W3C home > Mailing lists > Public > public-webappsec@w3.org > June 2014

Re: Proposal: Prefer secure origins for powerful new web platform features

From: Chris Palmer <palmer@google.com>
Date: Fri, 27 Jun 2014 16:50:25 -0700
Message-ID: <CAOuvq22HNT_gWBLQvqAktRt9NRrni8aRVh3Svf+FWbrk8rmTew@mail.gmail.com>
To: Michal Zalewski <lcamtuf@coredump.cx>, Alex Russell <slightlyoff@google.com>
Cc: "public-webappsec@w3.org" <public-webappsec@w3.org>, blink-dev <blink-dev@chromium.org>, security-dev <security-dev@chromium.org>, dev-security@lists.mozilla.org
On Fri, Jun 27, 2014 at 4:29 PM, Michal Zalewski <lcamtuf@coredump.cx> wrote:

> I think it's a reasonable proposal, provided that we apply the rules
> judiciously. This can be a tad tricky: credentials are listed as an
> example, but if we ever come up with an authentication API that offers
> better security properties than cookies, I do not think it would be
> wise to make it available only to HTTPS origins.

Agree. Let's imagine that I said "...handles credentials that are as
powerful as current ones like cookies, or moreso". If we get a *less*
powerful credential system, e.g. such that theft of it over non-secure
transport is not fatal, that'd be great and it might make perfect
sense to expose it to non-secure origins.

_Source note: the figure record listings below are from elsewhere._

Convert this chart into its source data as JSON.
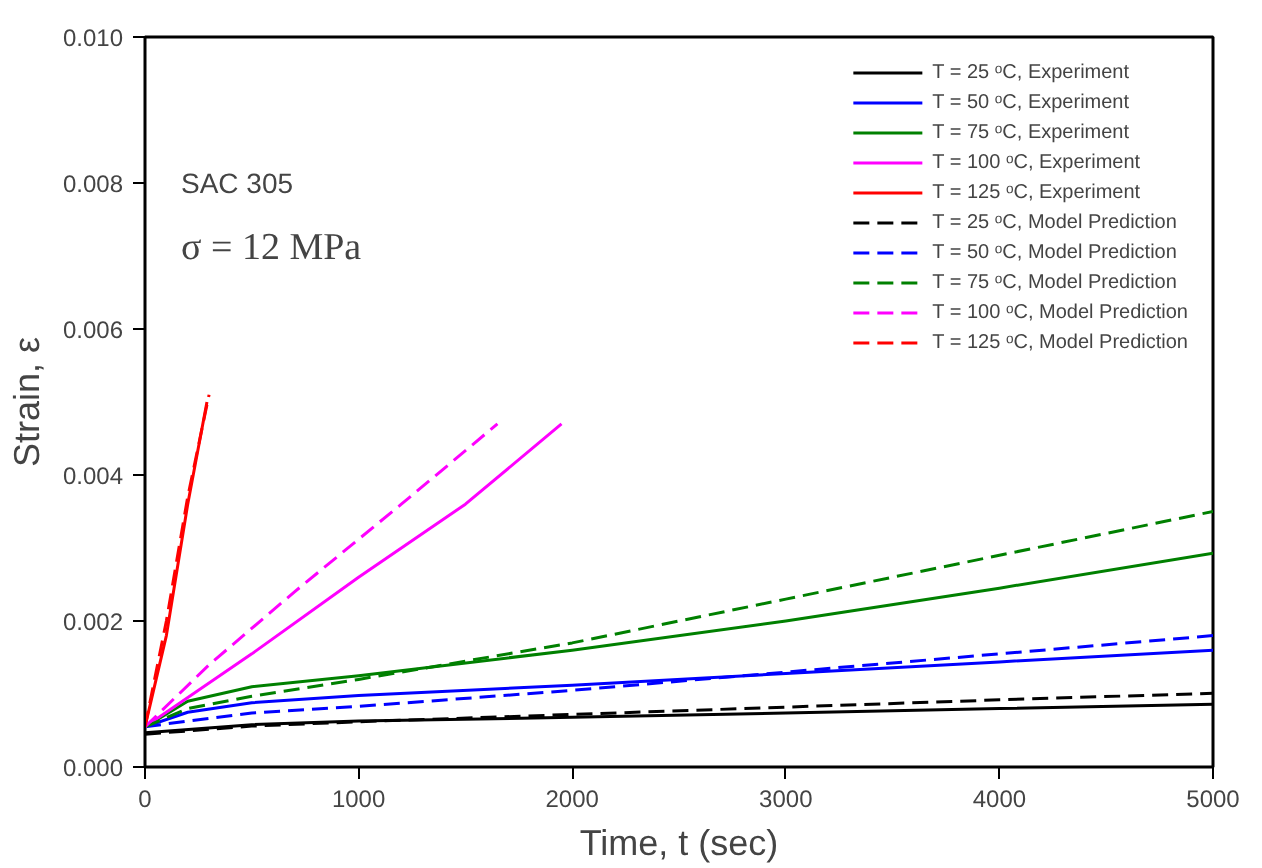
{
  "chart_data": {
    "type": "line",
    "xlabel": "Time, t (sec)",
    "ylabel": "Strain, ε",
    "annotations": [
      "SAC 305",
      "σ = 12 MPa"
    ],
    "xlim": [
      0,
      5000
    ],
    "ylim": [
      0,
      0.01
    ],
    "xticks": [
      0,
      1000,
      2000,
      3000,
      4000,
      5000
    ],
    "yticks": [
      {
        "value": 0,
        "label": "0.000"
      },
      {
        "value": 0.002,
        "label": "0.002"
      },
      {
        "value": 0.004,
        "label": "0.004"
      },
      {
        "value": 0.006,
        "label": "0.006"
      },
      {
        "value": 0.008,
        "label": "0.008"
      },
      {
        "value": 0.01,
        "label": "0.010"
      }
    ],
    "grid": false,
    "legend": "top right",
    "series": [
      {
        "name": "T = 25 ᵒC, Experiment",
        "color": "#000000",
        "line_style": "solid",
        "x": [
          0,
          500,
          1000,
          2000,
          3000,
          4000,
          5000
        ],
        "values": [
          0.00047,
          0.00058,
          0.00063,
          0.00068,
          0.00074,
          0.0008,
          0.00086
        ]
      },
      {
        "name": "T = 50 ᵒC, Experiment",
        "color": "#0000ff",
        "line_style": "solid",
        "x": [
          0,
          200,
          500,
          1000,
          2000,
          3000,
          4000,
          5000
        ],
        "values": [
          0.00055,
          0.00075,
          0.00088,
          0.00098,
          0.00112,
          0.00128,
          0.00144,
          0.0016
        ]
      },
      {
        "name": "T = 75 ᵒC, Experiment",
        "color": "#008000",
        "line_style": "solid",
        "x": [
          0,
          200,
          500,
          1000,
          2000,
          3000,
          4000,
          5000
        ],
        "values": [
          0.00055,
          0.0009,
          0.0011,
          0.00125,
          0.0016,
          0.002,
          0.00245,
          0.00293
        ]
      },
      {
        "name": "T = 100 ᵒC, Experiment",
        "color": "#ff00ff",
        "line_style": "solid",
        "x": [
          0,
          500,
          1000,
          1500,
          1950
        ],
        "values": [
          0.00055,
          0.00155,
          0.0026,
          0.0036,
          0.0047
        ]
      },
      {
        "name": "T = 125 ᵒC, Experiment",
        "color": "#ff0000",
        "line_style": "solid",
        "x": [
          0,
          100,
          200,
          290
        ],
        "values": [
          0.00055,
          0.0018,
          0.0036,
          0.005
        ]
      },
      {
        "name": "T = 25 ᵒC, Model Prediction",
        "color": "#000000",
        "line_style": "dashed",
        "x": [
          0,
          500,
          1000,
          2000,
          3000,
          4000,
          5000
        ],
        "values": [
          0.00045,
          0.00056,
          0.00062,
          0.00072,
          0.00082,
          0.00092,
          0.00101
        ]
      },
      {
        "name": "T = 50 ᵒC, Model Prediction",
        "color": "#0000ff",
        "line_style": "dashed",
        "x": [
          0,
          200,
          500,
          1000,
          2000,
          3000,
          4000,
          5000
        ],
        "values": [
          0.00055,
          0.00063,
          0.00074,
          0.00083,
          0.00105,
          0.0013,
          0.00155,
          0.0018
        ]
      },
      {
        "name": "T = 75 ᵒC, Model Prediction",
        "color": "#008000",
        "line_style": "dashed",
        "x": [
          0,
          200,
          500,
          1000,
          2000,
          3000,
          4000,
          5000
        ],
        "values": [
          0.00055,
          0.0008,
          0.00097,
          0.0012,
          0.0017,
          0.0023,
          0.0029,
          0.0035
        ]
      },
      {
        "name": "T = 100 ᵒC, Model Prediction",
        "color": "#ff00ff",
        "line_style": "dashed",
        "x": [
          0,
          300,
          700,
          1200,
          1650
        ],
        "values": [
          0.00055,
          0.0014,
          0.0024,
          0.0036,
          0.0047
        ]
      },
      {
        "name": "T = 125 ᵒC, Model Prediction",
        "color": "#ff0000",
        "line_style": "dashed",
        "x": [
          0,
          100,
          200,
          300
        ],
        "values": [
          0.00055,
          0.002,
          0.0037,
          0.0051
        ]
      }
    ]
  }
}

The whole idea is very case-by-case.

> Now, in some ways, it feels that the ship has sailed - microphone,
> camera, accelerometer, and geolocation APIs aren't HTTPS-only, and
> neither are password managers and cache manifests. This makes it a bit
> harder to draw the line: should we aim strictly not to make things
> worse, or to design a new breed of APIs that will hopefully one day
> make the legacy ones obsolete?

First, I dream of strictly not making things worse; and then perhaps
(over the course of eons) deprecating non-secure support for e.g.
cameras and mics. I have no illusions that rolling back existing
functionality will fly in the short term — nobody panic. :) And, yeah,
perhaps awesomer APIs will supercede existing ones. Time will tell.

> A somewhat tangential concern that I think we are neglecting with the
> ever-more-powerful privileged APIs is the near-certainty of XSS
> vulnerabilities; the platform offers a growing number of opportunities
> for origins to be persistently backdoored, and no clean way to recover
> from a transient XSS bug. I think that sooner or later, we will need a
> mechanism for servers to nuke or disavow any cached or currently
> running content associated with their origin, and start anew.

Indeed, there is a notion like that for Service Workers already, for
exactly this type of reason. Clients are to cache SW scripts, but are
required to re-check after a certain max-lifetime interval. Alex
(explicitly CC'd) can provide details.

> I think the inclusion of file:/// is somewhat problematic, since it is
> not implied that the content arrived over a secure channel,

Right. "But it's here now." Perhaps we should take file: off the list,
perhaps we should find some way to tag files as having come from
secure transport, or... People should feel free to comment on the
Chromium bug, too

> and the
> mixed-content behavior is also not well specified.

Right. mkwst, others, and tangentially me are working on tightening it
up for reasons like this.

> The localhost case
> may be also problematic because some quasi-popular software is known
> to set up webservers bound to (I think I've seen some
> anti-virus software, RAID tools, and print daemons do that).

Yes; those are similar to the file: case, but such a thing is
definitely already in a user's TCB (whether good or bad). I sort of
think that clarifies the issue somewhat. But also we definitely would
like to help developers running a local test server out, just a bit.